対岸のホームに高校生の板尾がいた。上はハイビスカス柄のアロハシャツ、下は短パン。裸足にサンダルを突っかけ、右手に畳んだパラソルを持ち、肩にクーラーボックスを下げている。
「お前も持てよ~」
「スマホより重たいもの持てませーん」
「都合いい時ばっか女ぶって」
「女子ですけど何か」
「水着楽シミダナー」
「大人めビキニ期待しといて」
「紐パン?」
「蹴るよ」
そばには麦わら帽子を被った魚住が寄り添い、サンダルの厚底で彼氏の脛を狙っていた。ホームの後ろには水平線が光る海が控え、カモメの群れが旋回する。
「花火持ってきた?」
「忘れるもんか」
「褒めてツカワス」
魚住がよしよしするまねをする。理一がホーム際に立ち、大声で呼ぶ。
「板尾!」
顔を上げる。視線が絡む。
「烏丸。茶倉」
交互に行き来した視線が魚住に立ち戻り、曇る。
「また夢か」
「本物よ」
魚住が麦わら帽子を押さえ、眩げに彼氏を仰ぐ。カモメの鳴き声と潮騒が膨らむ。
板尾の瞳が潤む。
「まだ好きなんだ。忘れられねえんだ」
「一年たったのに」
「あっちこっち合コンに顔出すたびお前よりイイ女なんかいねえって思い知らされる。カラオケ行くたびお前と唄った曲さがす。クレーンゲームの前で足止まる。去年の夏にやれなかった花火、押し入れでしけってる」
「だっさ。未練たらたらじゃん」
板尾が嵩張る荷物を投げ捨て、ビニールの巾着トートを下げた魚住を力一杯抱き締める。
「ここで下りるよ」
寂しげな翳りを秘めた笑顔のまま、板尾の胸を押す。
「ばーか」
線路に突き落とされた板尾に理一が駆け寄り、ずるずる引き戻す。折からの風が麦わら帽子をさらい、髪の毛が広がる。
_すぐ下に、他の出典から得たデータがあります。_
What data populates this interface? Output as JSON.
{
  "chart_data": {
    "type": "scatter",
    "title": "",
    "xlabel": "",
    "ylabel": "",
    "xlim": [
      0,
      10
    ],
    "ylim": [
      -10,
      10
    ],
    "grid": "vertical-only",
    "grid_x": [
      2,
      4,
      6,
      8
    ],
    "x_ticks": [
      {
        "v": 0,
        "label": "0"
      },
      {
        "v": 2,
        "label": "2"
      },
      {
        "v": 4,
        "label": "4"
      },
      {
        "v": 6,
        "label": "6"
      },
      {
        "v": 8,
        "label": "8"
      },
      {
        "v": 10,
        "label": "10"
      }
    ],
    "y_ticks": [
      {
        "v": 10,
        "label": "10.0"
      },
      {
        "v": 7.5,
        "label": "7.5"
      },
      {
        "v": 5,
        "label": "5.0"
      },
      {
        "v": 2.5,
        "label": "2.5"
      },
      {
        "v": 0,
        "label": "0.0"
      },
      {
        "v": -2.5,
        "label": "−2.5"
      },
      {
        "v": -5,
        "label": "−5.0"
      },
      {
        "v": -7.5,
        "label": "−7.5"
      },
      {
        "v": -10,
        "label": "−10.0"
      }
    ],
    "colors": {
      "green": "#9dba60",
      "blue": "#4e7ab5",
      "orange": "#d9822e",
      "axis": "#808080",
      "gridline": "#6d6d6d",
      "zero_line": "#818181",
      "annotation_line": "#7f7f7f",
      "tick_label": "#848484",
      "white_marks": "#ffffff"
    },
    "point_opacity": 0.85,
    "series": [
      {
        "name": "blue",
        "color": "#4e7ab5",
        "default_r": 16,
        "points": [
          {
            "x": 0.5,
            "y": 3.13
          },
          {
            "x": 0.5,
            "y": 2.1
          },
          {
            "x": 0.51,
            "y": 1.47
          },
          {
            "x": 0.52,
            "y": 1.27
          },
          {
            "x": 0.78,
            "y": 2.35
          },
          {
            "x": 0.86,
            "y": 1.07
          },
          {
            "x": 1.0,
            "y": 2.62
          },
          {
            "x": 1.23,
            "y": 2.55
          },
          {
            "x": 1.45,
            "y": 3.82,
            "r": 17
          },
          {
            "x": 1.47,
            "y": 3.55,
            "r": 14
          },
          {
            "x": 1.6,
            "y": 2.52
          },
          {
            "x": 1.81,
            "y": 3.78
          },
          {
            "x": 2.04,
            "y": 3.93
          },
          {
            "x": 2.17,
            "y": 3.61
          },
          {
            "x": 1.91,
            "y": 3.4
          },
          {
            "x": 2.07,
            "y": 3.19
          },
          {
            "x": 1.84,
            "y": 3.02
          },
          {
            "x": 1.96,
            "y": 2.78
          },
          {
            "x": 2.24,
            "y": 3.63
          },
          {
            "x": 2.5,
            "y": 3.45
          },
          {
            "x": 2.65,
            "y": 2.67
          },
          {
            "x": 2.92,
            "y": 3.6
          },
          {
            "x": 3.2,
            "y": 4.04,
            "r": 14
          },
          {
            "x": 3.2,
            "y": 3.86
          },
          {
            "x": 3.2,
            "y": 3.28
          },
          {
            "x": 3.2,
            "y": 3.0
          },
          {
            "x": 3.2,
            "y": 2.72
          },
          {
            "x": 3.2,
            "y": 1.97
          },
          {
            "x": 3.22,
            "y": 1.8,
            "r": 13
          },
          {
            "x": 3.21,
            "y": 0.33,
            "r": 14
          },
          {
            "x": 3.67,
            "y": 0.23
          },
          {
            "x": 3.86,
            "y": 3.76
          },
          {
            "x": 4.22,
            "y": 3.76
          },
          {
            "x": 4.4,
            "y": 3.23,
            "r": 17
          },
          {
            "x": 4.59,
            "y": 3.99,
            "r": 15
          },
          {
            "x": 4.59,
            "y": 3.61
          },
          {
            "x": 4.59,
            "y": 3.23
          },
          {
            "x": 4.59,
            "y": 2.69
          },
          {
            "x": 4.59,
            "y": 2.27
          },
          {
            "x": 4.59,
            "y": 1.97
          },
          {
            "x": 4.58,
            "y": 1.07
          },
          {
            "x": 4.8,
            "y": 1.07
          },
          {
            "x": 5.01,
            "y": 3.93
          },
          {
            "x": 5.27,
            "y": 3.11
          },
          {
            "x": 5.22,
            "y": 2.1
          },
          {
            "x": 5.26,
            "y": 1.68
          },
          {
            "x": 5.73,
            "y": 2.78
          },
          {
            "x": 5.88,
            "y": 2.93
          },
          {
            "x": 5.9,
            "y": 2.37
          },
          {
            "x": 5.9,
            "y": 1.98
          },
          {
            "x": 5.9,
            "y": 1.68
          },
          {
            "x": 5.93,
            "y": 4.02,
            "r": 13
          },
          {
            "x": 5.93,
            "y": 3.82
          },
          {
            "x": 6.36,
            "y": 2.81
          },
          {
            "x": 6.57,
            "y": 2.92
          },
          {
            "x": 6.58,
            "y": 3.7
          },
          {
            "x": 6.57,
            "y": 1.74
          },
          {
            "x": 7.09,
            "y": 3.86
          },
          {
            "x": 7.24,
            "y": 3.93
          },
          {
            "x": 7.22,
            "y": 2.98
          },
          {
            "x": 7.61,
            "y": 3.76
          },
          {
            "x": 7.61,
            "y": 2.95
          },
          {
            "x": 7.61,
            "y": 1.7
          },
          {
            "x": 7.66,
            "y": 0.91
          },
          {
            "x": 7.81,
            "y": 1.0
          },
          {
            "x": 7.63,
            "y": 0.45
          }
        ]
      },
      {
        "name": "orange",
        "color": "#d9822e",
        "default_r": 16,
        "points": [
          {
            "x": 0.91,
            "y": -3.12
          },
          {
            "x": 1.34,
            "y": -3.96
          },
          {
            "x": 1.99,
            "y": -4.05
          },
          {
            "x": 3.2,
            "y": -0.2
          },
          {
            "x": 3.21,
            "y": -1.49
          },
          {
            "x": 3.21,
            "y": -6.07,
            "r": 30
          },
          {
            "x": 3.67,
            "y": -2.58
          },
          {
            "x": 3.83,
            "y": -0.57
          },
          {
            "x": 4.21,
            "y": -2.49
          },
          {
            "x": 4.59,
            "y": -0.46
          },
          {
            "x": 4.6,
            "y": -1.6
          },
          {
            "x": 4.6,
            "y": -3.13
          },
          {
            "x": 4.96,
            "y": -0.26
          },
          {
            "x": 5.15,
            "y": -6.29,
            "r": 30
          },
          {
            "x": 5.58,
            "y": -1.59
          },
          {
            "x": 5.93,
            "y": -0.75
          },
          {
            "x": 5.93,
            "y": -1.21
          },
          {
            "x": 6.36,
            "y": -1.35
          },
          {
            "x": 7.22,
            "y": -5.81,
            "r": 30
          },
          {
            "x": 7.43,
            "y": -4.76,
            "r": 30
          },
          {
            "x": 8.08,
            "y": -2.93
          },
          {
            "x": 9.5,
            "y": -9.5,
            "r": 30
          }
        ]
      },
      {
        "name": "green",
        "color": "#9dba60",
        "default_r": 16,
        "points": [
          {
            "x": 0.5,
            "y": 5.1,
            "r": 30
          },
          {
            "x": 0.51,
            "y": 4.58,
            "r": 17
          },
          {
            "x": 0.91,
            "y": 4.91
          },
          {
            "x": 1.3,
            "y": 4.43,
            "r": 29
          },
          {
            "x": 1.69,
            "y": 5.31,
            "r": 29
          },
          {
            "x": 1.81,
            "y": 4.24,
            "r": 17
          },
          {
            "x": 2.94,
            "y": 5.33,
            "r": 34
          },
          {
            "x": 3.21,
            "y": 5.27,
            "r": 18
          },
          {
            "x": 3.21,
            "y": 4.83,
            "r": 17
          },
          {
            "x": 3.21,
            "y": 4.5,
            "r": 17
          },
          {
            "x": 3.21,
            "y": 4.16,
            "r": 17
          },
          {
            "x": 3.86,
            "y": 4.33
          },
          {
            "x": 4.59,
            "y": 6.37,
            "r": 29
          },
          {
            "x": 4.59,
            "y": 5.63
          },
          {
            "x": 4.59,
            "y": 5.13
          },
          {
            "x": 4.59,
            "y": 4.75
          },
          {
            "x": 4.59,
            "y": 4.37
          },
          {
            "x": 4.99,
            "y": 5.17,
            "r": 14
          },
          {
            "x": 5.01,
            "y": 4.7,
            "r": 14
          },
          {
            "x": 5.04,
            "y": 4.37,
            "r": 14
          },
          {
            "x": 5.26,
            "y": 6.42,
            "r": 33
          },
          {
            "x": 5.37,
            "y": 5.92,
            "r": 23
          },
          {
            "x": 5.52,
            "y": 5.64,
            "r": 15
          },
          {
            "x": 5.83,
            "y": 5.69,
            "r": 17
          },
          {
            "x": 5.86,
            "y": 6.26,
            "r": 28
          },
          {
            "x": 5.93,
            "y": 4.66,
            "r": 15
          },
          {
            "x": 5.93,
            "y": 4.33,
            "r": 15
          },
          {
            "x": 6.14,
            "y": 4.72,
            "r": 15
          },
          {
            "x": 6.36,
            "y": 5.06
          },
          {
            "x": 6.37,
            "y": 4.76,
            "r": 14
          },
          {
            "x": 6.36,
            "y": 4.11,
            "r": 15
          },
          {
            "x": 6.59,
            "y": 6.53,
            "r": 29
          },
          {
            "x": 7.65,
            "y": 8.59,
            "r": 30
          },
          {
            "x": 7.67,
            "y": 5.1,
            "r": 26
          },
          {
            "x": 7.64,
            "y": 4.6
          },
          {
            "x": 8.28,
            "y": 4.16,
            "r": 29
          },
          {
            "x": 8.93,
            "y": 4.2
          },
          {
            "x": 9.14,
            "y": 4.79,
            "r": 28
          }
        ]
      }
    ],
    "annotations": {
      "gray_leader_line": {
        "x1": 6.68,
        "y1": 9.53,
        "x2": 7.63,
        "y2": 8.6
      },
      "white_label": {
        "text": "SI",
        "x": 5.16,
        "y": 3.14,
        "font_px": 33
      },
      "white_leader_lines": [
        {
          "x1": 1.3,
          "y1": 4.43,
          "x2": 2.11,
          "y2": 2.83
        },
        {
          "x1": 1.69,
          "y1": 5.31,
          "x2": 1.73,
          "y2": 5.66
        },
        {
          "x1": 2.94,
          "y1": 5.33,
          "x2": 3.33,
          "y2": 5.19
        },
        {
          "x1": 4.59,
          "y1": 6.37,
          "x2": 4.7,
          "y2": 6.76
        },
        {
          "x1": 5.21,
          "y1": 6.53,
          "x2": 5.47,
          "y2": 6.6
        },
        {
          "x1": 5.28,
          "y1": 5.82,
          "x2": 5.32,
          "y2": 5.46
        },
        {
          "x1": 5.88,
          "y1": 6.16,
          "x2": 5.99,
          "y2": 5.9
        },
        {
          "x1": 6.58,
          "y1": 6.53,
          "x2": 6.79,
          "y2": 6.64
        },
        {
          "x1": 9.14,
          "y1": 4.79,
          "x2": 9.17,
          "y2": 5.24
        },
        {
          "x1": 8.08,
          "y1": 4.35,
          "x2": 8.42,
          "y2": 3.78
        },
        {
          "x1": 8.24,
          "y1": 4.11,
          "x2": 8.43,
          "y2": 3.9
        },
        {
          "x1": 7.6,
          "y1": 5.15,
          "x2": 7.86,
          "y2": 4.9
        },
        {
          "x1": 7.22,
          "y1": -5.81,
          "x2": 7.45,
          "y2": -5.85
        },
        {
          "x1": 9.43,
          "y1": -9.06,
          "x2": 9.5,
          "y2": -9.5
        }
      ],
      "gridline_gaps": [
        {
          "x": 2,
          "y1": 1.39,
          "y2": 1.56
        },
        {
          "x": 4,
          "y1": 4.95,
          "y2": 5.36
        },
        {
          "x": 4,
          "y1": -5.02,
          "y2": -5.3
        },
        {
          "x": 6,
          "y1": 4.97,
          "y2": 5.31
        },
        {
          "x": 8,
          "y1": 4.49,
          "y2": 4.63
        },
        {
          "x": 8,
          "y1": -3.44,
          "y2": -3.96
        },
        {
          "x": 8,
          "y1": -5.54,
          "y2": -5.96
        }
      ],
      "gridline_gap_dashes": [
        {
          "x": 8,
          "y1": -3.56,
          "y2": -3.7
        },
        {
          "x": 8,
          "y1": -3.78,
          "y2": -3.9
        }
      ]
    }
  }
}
「後追いしてくれとか頼んでねえし。約束約束振りかざすけどさ、賞味期限切れてんだよ。吹っ切りたいのに押し付けられて、迷惑だってわかれっての」
対岸に列車が来る。
「茶倉くんと烏丸にお願い、コイツが押し入れに放り込んだ花火処分しといて。重いんだよね」
「わかった」
「まかしとき」
理一と茶倉がしっかり頷くのを見届け、指を組んだ手を思いきり伸ばす。
「線香花火好きなんだよね~私。みんなは夏の終わりの蛍みたいで切ないとかいうけどさ、マジな話蛍なんか見たことないし、暗闇でぴかぴかする豆電みたいでホッとしない?オレンジの小さい明かりが可愛くて」
「なんでだよリカ。俺はお前の」
「正孝はアタシの元カレで二人の今トモ。ステージ退場したヤツがしゃしゃっちゃ駄目っしょ」
『間もなく列車が出発します、お乗りの方はお忘れ物などないようお気を付けてお乗りください』
無機質なアナウンスが響き渡り、連鎖的にドアが開く。理一がじたばた暴れる板尾を放り込み、魚住に向かって親指立てる。
「ちゃんと送り届けっから」
「信じる」
扉が閉じる。走り出す。勢いよく開けた窓から顔を突き出し、板尾が声を限りに叫ぶ。
「リカ――――――――――――!」
視界が暗む。轟音が響く。二人がかりで板尾の下半身を押さえ込む。
「やっと会えたのにまたあっちに」
「それでいいんだよ!!」
理一が板尾を叱って引きずり下ろし、両手で顔を挟んで窘める。
「死んだヤツと生きてるヤツが一緒にいちゃだめだ、俺たちは俺たちでトンネル抜けなきゃいけねえんだ、転んで擦り剥いた膝にゃツバ塗って起き上がれ、出口なんかねえ気がしたって歯ァ食い縛って走り続けろ、リアル桃鉄にあっぷあっぷしてる俺たちさしおいてしれっと途中下車とかナメたまね許さねーぞ、人生各停終点で上がってみせろ!」
この世の終わりみたいなトンネルの中、ある者はオレンジの豆電頼りに、ある者は線香花火を道しるべに朽ちた枕木踏み締めて。
「魚住は死んだ!生き返んねえ!お前は生きてる!あちこち走り回りゃ腹すくだろ、ひっぱたかれりゃ痛てえよな、火花が飛んだらあっちっちだよな、お前がまだ魚住好きなのはよくわかった、俺だって魚住に生き返ってほしい、もっと仲良くなれたんじゃねえかって死んだ後に思ってる!」
「じゃあほっとけよ、リカに会わせてくれよ!」
「抜け駆け許さねえぞ、俺と茶倉が爺ちゃんになって肩組んで会いに行けるまで待て!」
板尾の顔が歪む。理一の顔も歪む。真剣極まりない睨めっこ。茶倉が床に蹲る二人を見下ろす。
「花火使いきらなもったいないで」
「……点くかわかんねえ」
「手伝ったる」
感情の堰が決壊した板尾の背中を叩き、身軽に起き上がった理一が目を眇める。